A Modern-Day Application

       In recent weeks, from several areas, some very heartbreaking reports have come to my attention.  Apparently, many members of the Lord’s church are being taught error (or at least hold to error) relating to a person’s “pre-Christian” divorce and remarriage eligibility.  By “pre-Christian” I am referring to what a person may go through (relating to divorce and remarriage) before they decide to become a Christian.

    The error which many unsuspecting Christians are being taught is this: that a non-Christian, who divorces his mate (for a different reason than the one exception Jesus gave in Matthew 19:9) and remarries (a different mate) before becoming a Christian, may remain in the second marriage (with God’s approval) because his sins were washed away at baptism.  In other words, they are saying that an adulterous union (before baptism) is made non-adulterous by baptism, or that a person who was not eligible to be married before baptism (because of an unscriptural divorce) is now eligible to be married because baptism washed their sins away.
    I have personally had conversations with those who espouse this view or teach this view.  On more than one occasion, the advocates of this view have charged me with teaching that baptism does not wash away all sin.  That is, since I teach that people in adulterous marriages must dissolve those marriages to be right with God, then that supposedly means baptism washed away all but the person’s sin of adultery. It hardly needs to be stated, but I do not teach that baptism washes away all sins but adultery.
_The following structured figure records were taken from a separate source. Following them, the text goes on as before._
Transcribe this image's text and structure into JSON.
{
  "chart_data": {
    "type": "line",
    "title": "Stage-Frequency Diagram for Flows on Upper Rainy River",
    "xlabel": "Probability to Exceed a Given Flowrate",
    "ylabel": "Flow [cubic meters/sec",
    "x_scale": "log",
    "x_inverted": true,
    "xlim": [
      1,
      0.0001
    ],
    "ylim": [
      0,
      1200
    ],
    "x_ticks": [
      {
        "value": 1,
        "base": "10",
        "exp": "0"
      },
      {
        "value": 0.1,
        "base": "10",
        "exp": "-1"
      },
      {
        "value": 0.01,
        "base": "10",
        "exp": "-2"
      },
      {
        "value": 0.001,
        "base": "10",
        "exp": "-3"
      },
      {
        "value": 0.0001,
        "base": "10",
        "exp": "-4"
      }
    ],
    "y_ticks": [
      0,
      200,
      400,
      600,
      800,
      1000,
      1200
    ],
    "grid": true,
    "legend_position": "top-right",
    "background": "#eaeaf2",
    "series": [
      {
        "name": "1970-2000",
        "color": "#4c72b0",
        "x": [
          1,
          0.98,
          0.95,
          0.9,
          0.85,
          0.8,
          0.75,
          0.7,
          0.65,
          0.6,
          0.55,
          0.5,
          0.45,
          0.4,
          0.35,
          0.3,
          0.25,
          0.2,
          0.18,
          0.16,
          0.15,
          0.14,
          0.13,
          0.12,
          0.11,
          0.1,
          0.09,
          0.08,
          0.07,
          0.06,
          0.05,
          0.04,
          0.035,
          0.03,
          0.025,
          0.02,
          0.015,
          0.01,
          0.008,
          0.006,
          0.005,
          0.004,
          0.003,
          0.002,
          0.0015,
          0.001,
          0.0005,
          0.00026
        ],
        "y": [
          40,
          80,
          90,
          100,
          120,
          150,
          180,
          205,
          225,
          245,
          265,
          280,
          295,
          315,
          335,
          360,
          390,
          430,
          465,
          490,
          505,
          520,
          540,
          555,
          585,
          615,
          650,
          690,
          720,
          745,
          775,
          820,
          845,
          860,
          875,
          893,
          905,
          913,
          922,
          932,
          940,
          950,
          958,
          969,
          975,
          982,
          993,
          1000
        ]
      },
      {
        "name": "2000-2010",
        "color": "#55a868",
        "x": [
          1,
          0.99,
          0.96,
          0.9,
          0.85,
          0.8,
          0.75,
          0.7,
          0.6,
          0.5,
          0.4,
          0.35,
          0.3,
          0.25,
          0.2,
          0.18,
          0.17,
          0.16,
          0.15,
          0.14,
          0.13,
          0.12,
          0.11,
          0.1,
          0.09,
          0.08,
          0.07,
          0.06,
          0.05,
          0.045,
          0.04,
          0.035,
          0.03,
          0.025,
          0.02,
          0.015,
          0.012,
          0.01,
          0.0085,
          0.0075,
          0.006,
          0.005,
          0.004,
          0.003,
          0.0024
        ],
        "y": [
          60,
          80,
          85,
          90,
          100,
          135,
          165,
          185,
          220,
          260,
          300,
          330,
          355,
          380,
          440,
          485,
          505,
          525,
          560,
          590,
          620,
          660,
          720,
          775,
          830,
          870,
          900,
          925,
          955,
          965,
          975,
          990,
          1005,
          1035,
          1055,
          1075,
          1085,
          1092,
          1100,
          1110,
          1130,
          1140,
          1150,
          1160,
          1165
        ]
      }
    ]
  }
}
     Honest as they may be, what these misguided brethren are really doing, in making such a contention, is confusing the forgiveness of sins with the consequences of sin.  Such mistakes will never lead one to accurate conclusions.
    The Bible’s teaching on divorce and remarriage, though difficult to accept, is easy to understand.  In speaking to some Pharisees who wanted to know if He permitted divorce for just ‘any old reason,’ Jesus made clear that there was only one reason God permitted divorce (Mt. 19:9).  [As a side note: God is the One who joins man and woman in marriage.  Shouldn’t He also have the right to say upon what basis they can separate?]  Christ’s law on divorce and remarriage is clear: Unless one gets a divorce for the reason that their spouse physically cheated on them, then they do not have God’s approval in that divorce; and anyone they marry, after their unauthorized divorce, would be entering into an adulterous union with them (cf. Mt. 5:32).  Christ’s teaching in Matthew 19:9 is for everyone (notice the “whoever”), not just Christians.
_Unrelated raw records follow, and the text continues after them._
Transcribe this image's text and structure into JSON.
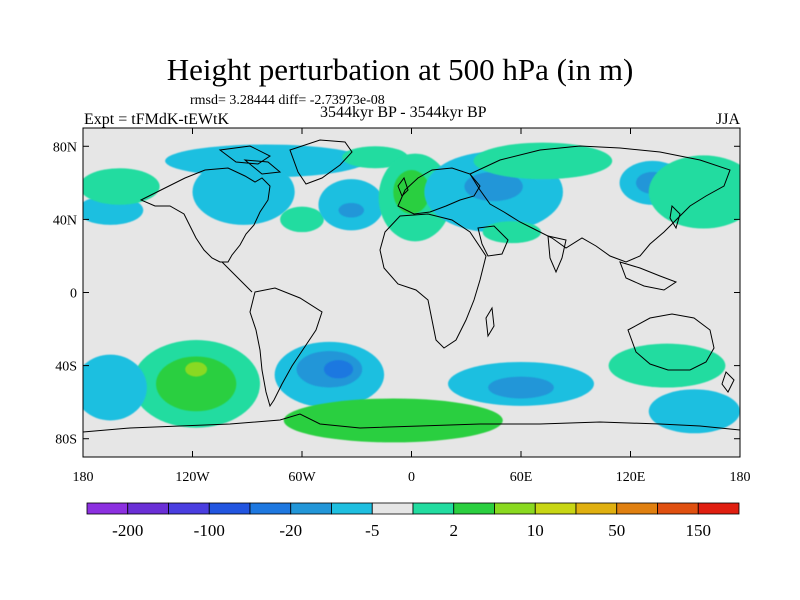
{
  "title": "Height perturbation at 500 hPa (in m)",
  "stats": "rmsd= 3.28444 diff= -2.73973e-08",
  "period": "3544kyr BP - 3544kyr BP",
  "experiment": "Expt = tFMdK-tEWtK",
  "season": "JJA",
  "chart_data": {
    "type": "heatmap",
    "subtype": "filled contour map (global cylindrical equidistant)",
    "title": "Height perturbation at 500 hPa (in m)",
    "units": "m",
    "xlim": [
      -180,
      180
    ],
    "ylim": [
      -90,
      90
    ],
    "x_ticks": [
      {
        "value": -180,
        "label": "180"
      },
      {
        "value": -120,
        "label": "120W"
      },
      {
        "value": -60,
        "label": "60W"
      },
      {
        "value": 0,
        "label": "0"
      },
      {
        "value": 60,
        "label": "60E"
      },
      {
        "value": 120,
        "label": "120E"
      },
      {
        "value": 180,
        "label": "180"
      }
    ],
    "y_ticks": [
      {
        "value": 80,
        "label": "80N"
      },
      {
        "value": 40,
        "label": "40N"
      },
      {
        "value": 0,
        "label": "0"
      },
      {
        "value": -40,
        "label": "40S"
      },
      {
        "value": -80,
        "label": "80S"
      }
    ],
    "colorbar": {
      "colors": [
        "#8c30e0",
        "#6a2fd6",
        "#4a3ee0",
        "#2255e0",
        "#1e78e0",
        "#2296d8",
        "#1fbfe0",
        "#e6e6e6",
        "#22dca0",
        "#2bcf40",
        "#8ad920",
        "#c8d614",
        "#e0b010",
        "#e08010",
        "#e05010",
        "#e01e10"
      ],
      "labels": [
        {
          "after_bin": 1,
          "text": "-200"
        },
        {
          "after_bin": 3,
          "text": "-100"
        },
        {
          "after_bin": 5,
          "text": "-20"
        },
        {
          "after_bin": 7,
          "text": "-5"
        },
        {
          "after_bin": 9,
          "text": "2"
        },
        {
          "after_bin": 11,
          "text": "10"
        },
        {
          "after_bin": 13,
          "text": "50"
        },
        {
          "after_bin": 15,
          "text": "150"
        }
      ]
    },
    "regions": [
      {
        "name": "arctic-negative",
        "lon": -80,
        "lat": 72,
        "rx": 55,
        "ry": 9,
        "color": "#1fbfe0"
      },
      {
        "name": "arctic-positive",
        "lon": -20,
        "lat": 74,
        "rx": 18,
        "ry": 6,
        "color": "#22dca0"
      },
      {
        "name": "north-america-negative",
        "lon": -92,
        "lat": 55,
        "rx": 28,
        "ry": 18,
        "color": "#1fbfe0"
      },
      {
        "name": "north-atlantic-positive",
        "lon": -60,
        "lat": 40,
        "rx": 12,
        "ry": 7,
        "color": "#22dca0"
      },
      {
        "name": "mid-atlantic-negative",
        "lon": -33,
        "lat": 48,
        "rx": 18,
        "ry": 14,
        "color": "#1fbfe0"
      },
      {
        "name": "mid-atlantic-core",
        "lon": -33,
        "lat": 45,
        "rx": 7,
        "ry": 4,
        "color": "#2296d8"
      },
      {
        "name": "europe-positive",
        "lon": 2,
        "lat": 52,
        "rx": 20,
        "ry": 24,
        "color": "#22dca0"
      },
      {
        "name": "europe-positive-core",
        "lon": 0,
        "lat": 55,
        "rx": 10,
        "ry": 12,
        "color": "#2bcf40"
      },
      {
        "name": "eurasia-negative",
        "lon": 45,
        "lat": 55,
        "rx": 38,
        "ry": 22,
        "color": "#1fbfe0"
      },
      {
        "name": "eurasia-negative-core",
        "lon": 45,
        "lat": 58,
        "rx": 16,
        "ry": 8,
        "color": "#2296d8"
      },
      {
        "name": "caspian-positive",
        "lon": 55,
        "lat": 33,
        "rx": 16,
        "ry": 6,
        "color": "#22dca0"
      },
      {
        "name": "siberia-positive",
        "lon": 72,
        "lat": 72,
        "rx": 38,
        "ry": 10,
        "color": "#22dca0"
      },
      {
        "name": "east-asia-negative",
        "lon": 132,
        "lat": 60,
        "rx": 18,
        "ry": 12,
        "color": "#1fbfe0"
      },
      {
        "name": "east-asia-negative-core",
        "lon": 132,
        "lat": 60,
        "rx": 9,
        "ry": 6,
        "color": "#2296d8"
      },
      {
        "name": "pacific-positive",
        "lon": 160,
        "lat": 55,
        "rx": 30,
        "ry": 20,
        "color": "#22dca0"
      },
      {
        "name": "north-pacific-negative",
        "lon": -165,
        "lat": 45,
        "rx": 18,
        "ry": 8,
        "color": "#1fbfe0"
      },
      {
        "name": "north-pacific-positive",
        "lon": -160,
        "lat": 58,
        "rx": 22,
        "ry": 10,
        "color": "#22dca0"
      },
      {
        "name": "south-pacific-positive",
        "lon": -118,
        "lat": -50,
        "rx": 35,
        "ry": 24,
        "color": "#22dca0"
      },
      {
        "name": "south-pacific-positive-core",
        "lon": -118,
        "lat": -50,
        "rx": 22,
        "ry": 15,
        "color": "#2bcf40"
      },
      {
        "name": "south-pacific-max",
        "lon": -118,
        "lat": -42,
        "rx": 6,
        "ry": 4,
        "color": "#8ad920"
      },
      {
        "name": "sw-pacific-negative",
        "lon": -165,
        "lat": -52,
        "rx": 20,
        "ry": 18,
        "color": "#1fbfe0"
      },
      {
        "name": "south-atlantic-negative",
        "lon": -45,
        "lat": -45,
        "rx": 30,
        "ry": 18,
        "color": "#1fbfe0"
      },
      {
        "name": "south-atlantic-core",
        "lon": -45,
        "lat": -42,
        "rx": 18,
        "ry": 10,
        "color": "#2296d8"
      },
      {
        "name": "south-atlantic-min",
        "lon": -40,
        "lat": -42,
        "rx": 8,
        "ry": 5,
        "color": "#1e78e0"
      },
      {
        "name": "southern-ocean-positive",
        "lon": -10,
        "lat": -70,
        "rx": 60,
        "ry": 12,
        "color": "#2bcf40"
      },
      {
        "name": "indian-ocean-negative",
        "lon": 60,
        "lat": -50,
        "rx": 40,
        "ry": 12,
        "color": "#1fbfe0"
      },
      {
        "name": "indian-ocean-core",
        "lon": 60,
        "lat": -52,
        "rx": 18,
        "ry": 6,
        "color": "#2296d8"
      },
      {
        "name": "australia-positive",
        "lon": 140,
        "lat": -40,
        "rx": 32,
        "ry": 12,
        "color": "#22dca0"
      },
      {
        "name": "antarctic-negative",
        "lon": 155,
        "lat": -65,
        "rx": 25,
        "ry": 12,
        "color": "#1fbfe0"
      }
    ]
  }
}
    Everyone who remarries, after an unauthorized divorce, “commits adultery” (Mt. 19:9).  The Greek verb, which translates “commits adultery” in English, is in the present tense...meaning continuous action. That means this: the person who thus enters a second, unauthorized marriage literally enters a state of “living in adultery,” and remains there until the adulterous marriage is dissolved (i.e., repented of).
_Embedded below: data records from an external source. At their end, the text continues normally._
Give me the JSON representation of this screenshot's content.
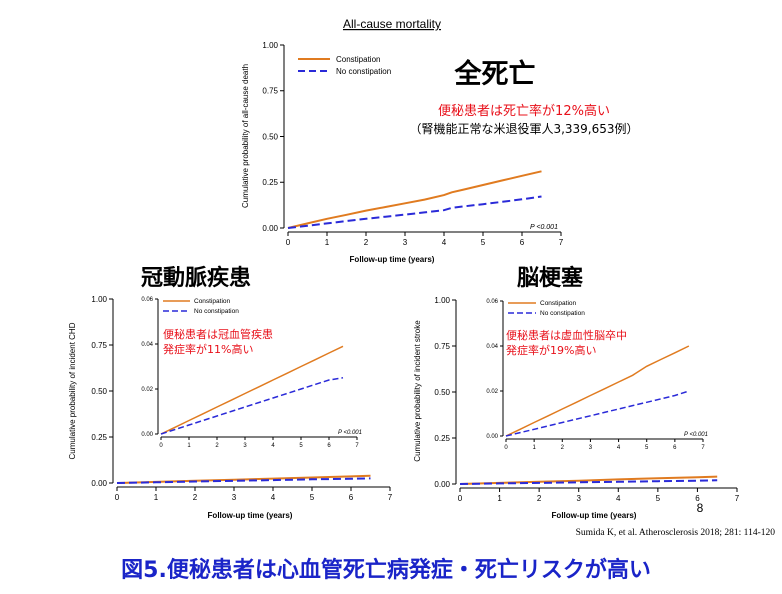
{
  "colors": {
    "constipation": "#e07b20",
    "no_constipation": "#2a2ad8",
    "red_note": "#e8101a",
    "footer_blue": "#1a24c8",
    "axis": "#000000"
  },
  "top_title": "All-cause mortality",
  "top_heading": "全死亡",
  "top_note_red": "便秘患者は死亡率が12%高い",
  "top_note_black": "（腎機能正常な米退役軍人3,339,653例）",
  "chd_heading": "冠動脈疾患",
  "chd_note_line1": "便秘患者は冠血管疾患",
  "chd_note_line2": "発症率が11%高い",
  "stroke_heading": "脳梗塞",
  "stroke_note_line1": "便秘患者は虚血性脳卒中",
  "stroke_note_line2": "発症率が19%高い",
  "page_number": "8",
  "citation": "Sumida K, et al. Atherosclerosis 2018; 281: 114-120",
  "footer": "図5.便秘患者は心血管死亡病発症・死亡リスクが高い",
  "chart_data": [
    {
      "id": "top",
      "type": "line",
      "title": "All-cause mortality",
      "xlabel": "Follow-up time (years)",
      "ylabel": "Cumulative probability of all-cause death",
      "x_ticks": [
        "0",
        "1",
        "2",
        "3",
        "4",
        "5",
        "6",
        "7"
      ],
      "y_ticks": [
        "0.00",
        "0.25",
        "0.50",
        "0.75",
        "1.00"
      ],
      "xlim": [
        0,
        7
      ],
      "ylim": [
        0,
        1
      ],
      "legend": [
        "Constipation",
        "No constipation"
      ],
      "annotation": "P <0.001",
      "series": [
        {
          "name": "Constipation",
          "x": [
            0,
            0.5,
            1,
            1.5,
            2,
            2.5,
            3,
            3.5,
            4,
            4.2,
            4.5,
            5,
            5.5,
            6,
            6.5
          ],
          "y": [
            0,
            0.025,
            0.05,
            0.072,
            0.095,
            0.115,
            0.135,
            0.155,
            0.18,
            0.195,
            0.21,
            0.235,
            0.26,
            0.285,
            0.31
          ]
        },
        {
          "name": "No constipation",
          "x": [
            0,
            0.5,
            1,
            1.5,
            2,
            2.5,
            3,
            3.5,
            4,
            4.2,
            4.5,
            5,
            5.5,
            6,
            6.5
          ],
          "y": [
            0,
            0.012,
            0.025,
            0.038,
            0.05,
            0.062,
            0.073,
            0.085,
            0.097,
            0.11,
            0.118,
            0.13,
            0.143,
            0.157,
            0.172
          ]
        }
      ]
    },
    {
      "id": "chd",
      "type": "line",
      "xlabel": "Follow-up time (years)",
      "ylabel": "Cumulative probability of incident CHD",
      "x_ticks": [
        "0",
        "1",
        "2",
        "3",
        "4",
        "5",
        "6",
        "7"
      ],
      "y_ticks": [
        "0.00",
        "0.25",
        "0.50",
        "0.75",
        "1.00"
      ],
      "xlim": [
        0,
        7
      ],
      "ylim": [
        0,
        1
      ],
      "series": [
        {
          "name": "Constipation",
          "x": [
            0,
            1,
            2,
            3,
            4,
            5,
            6,
            6.5
          ],
          "y": [
            0,
            0.006,
            0.012,
            0.018,
            0.024,
            0.03,
            0.036,
            0.039
          ]
        },
        {
          "name": "No constipation",
          "x": [
            0,
            1,
            2,
            3,
            4,
            5,
            6,
            6.5
          ],
          "y": [
            0,
            0.004,
            0.008,
            0.012,
            0.016,
            0.02,
            0.023,
            0.025
          ]
        }
      ],
      "inset": {
        "x_ticks": [
          "0",
          "1",
          "2",
          "3",
          "4",
          "5",
          "6",
          "7"
        ],
        "y_ticks": [
          "0.00",
          "0.02",
          "0.04",
          "0.06"
        ],
        "xlim": [
          0,
          7
        ],
        "ylim": [
          0,
          0.06
        ],
        "legend": [
          "Constipation",
          "No constipation"
        ],
        "annotation": "P <0.001",
        "series": [
          {
            "name": "Constipation",
            "x": [
              0,
              0.5,
              1,
              1.5,
              2,
              2.5,
              3,
              3.5,
              4,
              4.5,
              5,
              5.5,
              6,
              6.5
            ],
            "y": [
              0,
              0.003,
              0.006,
              0.009,
              0.012,
              0.015,
              0.018,
              0.021,
              0.024,
              0.027,
              0.03,
              0.033,
              0.036,
              0.039
            ]
          },
          {
            "name": "No constipation",
            "x": [
              0,
              0.5,
              1,
              1.5,
              2,
              2.5,
              3,
              3.5,
              4,
              4.5,
              5,
              5.5,
              6,
              6.5
            ],
            "y": [
              0,
              0.002,
              0.004,
              0.006,
              0.008,
              0.01,
              0.012,
              0.014,
              0.016,
              0.018,
              0.02,
              0.022,
              0.024,
              0.025
            ]
          }
        ]
      }
    },
    {
      "id": "stroke",
      "type": "line",
      "xlabel": "Follow-up time (years)",
      "ylabel": "Cumulative probability of incident stroke",
      "x_ticks": [
        "0",
        "1",
        "2",
        "3",
        "4",
        "5",
        "6",
        "7"
      ],
      "y_ticks": [
        "0.00",
        "0.25",
        "0.50",
        "0.75",
        "1.00"
      ],
      "xlim": [
        0,
        7
      ],
      "ylim": [
        0,
        1
      ],
      "series": [
        {
          "name": "Constipation",
          "x": [
            0,
            1,
            2,
            3,
            4,
            5,
            6,
            6.5
          ],
          "y": [
            0,
            0.006,
            0.012,
            0.018,
            0.025,
            0.031,
            0.037,
            0.04
          ]
        },
        {
          "name": "No constipation",
          "x": [
            0,
            1,
            2,
            3,
            4,
            5,
            6,
            6.5
          ],
          "y": [
            0,
            0.003,
            0.006,
            0.009,
            0.012,
            0.015,
            0.018,
            0.02
          ]
        }
      ],
      "inset": {
        "x_ticks": [
          "0",
          "1",
          "2",
          "3",
          "4",
          "5",
          "6",
          "7"
        ],
        "y_ticks": [
          "0.00",
          "0.02",
          "0.04",
          "0.06"
        ],
        "xlim": [
          0,
          7
        ],
        "ylim": [
          0,
          0.06
        ],
        "legend": [
          "Constipation",
          "No constipation"
        ],
        "annotation": "P <0.001",
        "series": [
          {
            "name": "Constipation",
            "x": [
              0,
              0.5,
              1,
              1.5,
              2,
              2.5,
              3,
              3.5,
              4,
              4.5,
              5,
              5.5,
              6,
              6.5
            ],
            "y": [
              0,
              0.003,
              0.006,
              0.009,
              0.012,
              0.015,
              0.018,
              0.021,
              0.024,
              0.027,
              0.031,
              0.034,
              0.037,
              0.04
            ]
          },
          {
            "name": "No constipation",
            "x": [
              0,
              0.5,
              1,
              1.5,
              2,
              2.5,
              3,
              3.5,
              4,
              4.5,
              5,
              5.5,
              6,
              6.5
            ],
            "y": [
              0,
              0.0015,
              0.003,
              0.0045,
              0.006,
              0.0075,
              0.009,
              0.0105,
              0.012,
              0.0135,
              0.015,
              0.0165,
              0.018,
              0.02
            ]
          }
        ]
      }
    }
  ]
}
    So our misguided brethren, who say I am teaching baptism washes away all sins except adultery, have missed a key point in Bible teaching: that the ‘forgiveness of sin’ is not the same thing as the ‘consequences of sin.’  Yes, a person who unscripturally divorces their mate can be forgiven for that sin; but the consequences of that sin are that they must remain unmarried or reconcile with their initial spouse (1 Cor. 7:11) if they wish to be right with God.  May God strengthen the church to lovingly, yet firmly, teach this difficult truth to a world that has been ruptured by the plague of divorce.  Only then can we say that we are the friend of Jesus--when we are willing to teach and practice exactly what He taught and practiced (John 14:15, 21).